David Confal, Adel Olivera, Costin

Jedem Circusliebhaber gefallen dürfte der von Ingrid Silva vorgeführte Fünferzug Trinker-Pferde. Die gefleckten Tiere stammen vom schwedischen Cirkus Olympia. Die junge Vorführerin zeigt mit ihnen eine gut laufende Freiheitsdressur. Aus Heidelberg stammt der Diabolo-Virtuose David Confal. Er sorgt für ordentlich Schwung, wenn er seine Requisiten auf die aberwitzigsten Bahnen schickt. Der sympathische Blondschopf steht nicht nur als versierter Artist in der Manege, sondern absolviert „nebenbei“ ein Psychologiestudium. Bis zu vier Diabolos hält er letztendlich gleichzeitig in der Luft. Eine wahre Farbenpracht stellen die Papageien von Adel und Franco Olivera dar. Sie beherrschen die Klassiker wie das Hochziehen einer Flagge oder das Autofahren genauso wie weite Flüge unter der Circuskuppel. Die einzelnen Tricks werden sehr charmant von den beiden menschlichen Partnern angeleitet. Das Zuschauen macht auch hier uneingeschränkt Spaß. Der wird sogar noch gesteigert, wenn Costin die Szenerie betritt. Als scheinbar vertrottelter Requisiteur startet er seine Eskapaden an Trampolin und Sprungturm. Ich schreibe es an dieser Stelle nicht zum ersten Mal. Costin ist für mich aktuell in diesem Genre unerreicht. Hohes artistisches Können, eine hinreißende Mimik und ein perfektes Gespür für Timing – das macht ihm derzeit einfach niemand nach.
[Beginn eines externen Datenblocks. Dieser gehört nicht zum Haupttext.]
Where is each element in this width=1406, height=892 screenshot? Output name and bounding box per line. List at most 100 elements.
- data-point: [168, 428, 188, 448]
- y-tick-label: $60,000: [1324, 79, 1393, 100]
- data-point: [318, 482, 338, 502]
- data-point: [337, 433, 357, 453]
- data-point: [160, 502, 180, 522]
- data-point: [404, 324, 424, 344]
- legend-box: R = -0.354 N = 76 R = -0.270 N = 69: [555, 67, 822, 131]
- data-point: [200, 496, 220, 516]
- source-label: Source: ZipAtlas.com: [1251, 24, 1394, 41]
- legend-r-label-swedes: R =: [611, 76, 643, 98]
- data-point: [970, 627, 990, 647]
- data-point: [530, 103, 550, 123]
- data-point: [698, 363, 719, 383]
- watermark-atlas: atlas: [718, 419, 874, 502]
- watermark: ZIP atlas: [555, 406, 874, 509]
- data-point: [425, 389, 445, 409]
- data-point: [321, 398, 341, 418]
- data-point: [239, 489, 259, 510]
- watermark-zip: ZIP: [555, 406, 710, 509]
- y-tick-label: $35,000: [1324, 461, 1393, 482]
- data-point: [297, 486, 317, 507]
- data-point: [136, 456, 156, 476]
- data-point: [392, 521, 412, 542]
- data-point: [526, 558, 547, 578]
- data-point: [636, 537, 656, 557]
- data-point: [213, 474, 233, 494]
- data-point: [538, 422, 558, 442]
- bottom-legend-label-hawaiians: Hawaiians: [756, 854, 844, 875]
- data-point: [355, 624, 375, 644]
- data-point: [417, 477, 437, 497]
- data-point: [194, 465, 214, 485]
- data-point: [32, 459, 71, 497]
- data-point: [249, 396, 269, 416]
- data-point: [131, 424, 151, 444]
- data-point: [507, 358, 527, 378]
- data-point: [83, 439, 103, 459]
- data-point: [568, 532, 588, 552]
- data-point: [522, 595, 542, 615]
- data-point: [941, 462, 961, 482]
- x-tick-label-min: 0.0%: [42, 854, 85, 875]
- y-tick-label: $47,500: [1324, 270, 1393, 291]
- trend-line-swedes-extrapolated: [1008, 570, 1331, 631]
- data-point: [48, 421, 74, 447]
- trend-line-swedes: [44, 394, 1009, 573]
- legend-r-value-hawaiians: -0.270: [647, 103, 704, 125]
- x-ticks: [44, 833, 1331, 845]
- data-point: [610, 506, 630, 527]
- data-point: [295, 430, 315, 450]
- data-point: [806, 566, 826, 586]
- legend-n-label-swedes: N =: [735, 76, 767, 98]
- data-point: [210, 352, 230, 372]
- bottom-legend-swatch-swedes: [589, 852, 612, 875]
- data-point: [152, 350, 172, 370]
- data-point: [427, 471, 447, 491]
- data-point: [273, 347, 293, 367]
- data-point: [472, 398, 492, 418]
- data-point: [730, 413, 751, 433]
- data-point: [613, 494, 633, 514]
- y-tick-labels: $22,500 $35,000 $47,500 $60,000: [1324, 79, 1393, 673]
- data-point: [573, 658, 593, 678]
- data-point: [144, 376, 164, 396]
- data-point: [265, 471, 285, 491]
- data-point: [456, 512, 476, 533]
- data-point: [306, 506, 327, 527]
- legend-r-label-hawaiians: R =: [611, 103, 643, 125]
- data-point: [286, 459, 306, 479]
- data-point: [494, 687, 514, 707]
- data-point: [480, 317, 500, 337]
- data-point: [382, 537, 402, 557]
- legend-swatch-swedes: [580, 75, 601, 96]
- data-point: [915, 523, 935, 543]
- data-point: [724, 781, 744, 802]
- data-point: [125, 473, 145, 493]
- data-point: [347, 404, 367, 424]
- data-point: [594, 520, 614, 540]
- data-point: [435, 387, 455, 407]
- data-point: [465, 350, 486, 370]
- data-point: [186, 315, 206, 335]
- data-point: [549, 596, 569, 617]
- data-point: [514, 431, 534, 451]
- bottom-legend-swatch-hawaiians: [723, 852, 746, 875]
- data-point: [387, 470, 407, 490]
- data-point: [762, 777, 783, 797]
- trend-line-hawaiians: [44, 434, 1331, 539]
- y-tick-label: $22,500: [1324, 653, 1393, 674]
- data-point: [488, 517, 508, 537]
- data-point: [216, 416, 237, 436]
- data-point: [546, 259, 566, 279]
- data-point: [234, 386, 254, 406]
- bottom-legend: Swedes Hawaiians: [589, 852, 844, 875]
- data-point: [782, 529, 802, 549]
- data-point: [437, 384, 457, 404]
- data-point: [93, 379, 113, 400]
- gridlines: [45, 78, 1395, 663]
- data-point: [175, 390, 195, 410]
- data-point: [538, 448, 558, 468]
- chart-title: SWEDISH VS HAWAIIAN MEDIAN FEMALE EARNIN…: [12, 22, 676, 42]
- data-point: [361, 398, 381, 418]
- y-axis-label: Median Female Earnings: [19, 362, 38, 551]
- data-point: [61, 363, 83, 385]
Rosi Hochegger, Alejandro Vanegas, Franco Olivera

Anspruchsvolle Tricks spielerisch zu verkaufen ist ebenfalls ein Markenzeichen von Rosi Hochegger und ihren Hunden. Die Vierbeiner kommen einzeln aus einer Häuserkulisse, um ihre Kunststücke zu zeigen. Darunter sind solche Raritäten wie das Hindurchlaufen unter den Beinen der Tierlehrerin im Rückwärtsgang. Richtig turbulent wird es, wenn die ganze Meute durch die Manege fegt und zwei Hürden überspringt. So lebhaft wie der erste Teil beendet wurde, beginnt der zweite. Das Duo Vanegas gehört zu den Top-Acts am Todesrad. Nicht zuletzt wegen ihrem Schlusstrick, dem Salto auf der Außenseite des rotierenden Rades. Aber schon davor sorgen die beiden Hasardeure für ordentlich Nervenkitzel. Etwa bei ihren Seilsprüngen in voller Fahrt. Sein südländisches Temperament kaum zügeln kann Franco Olivera, der Macho unter den Trommlern und Bola-Artisten. In seiner feurige Performance zeigt er neben dem virtuosen Umgang mit seinen Requisiten viel Sinn für Humor. Eine Zuschauerin in der Loge hat dabei besonders viel Spaß.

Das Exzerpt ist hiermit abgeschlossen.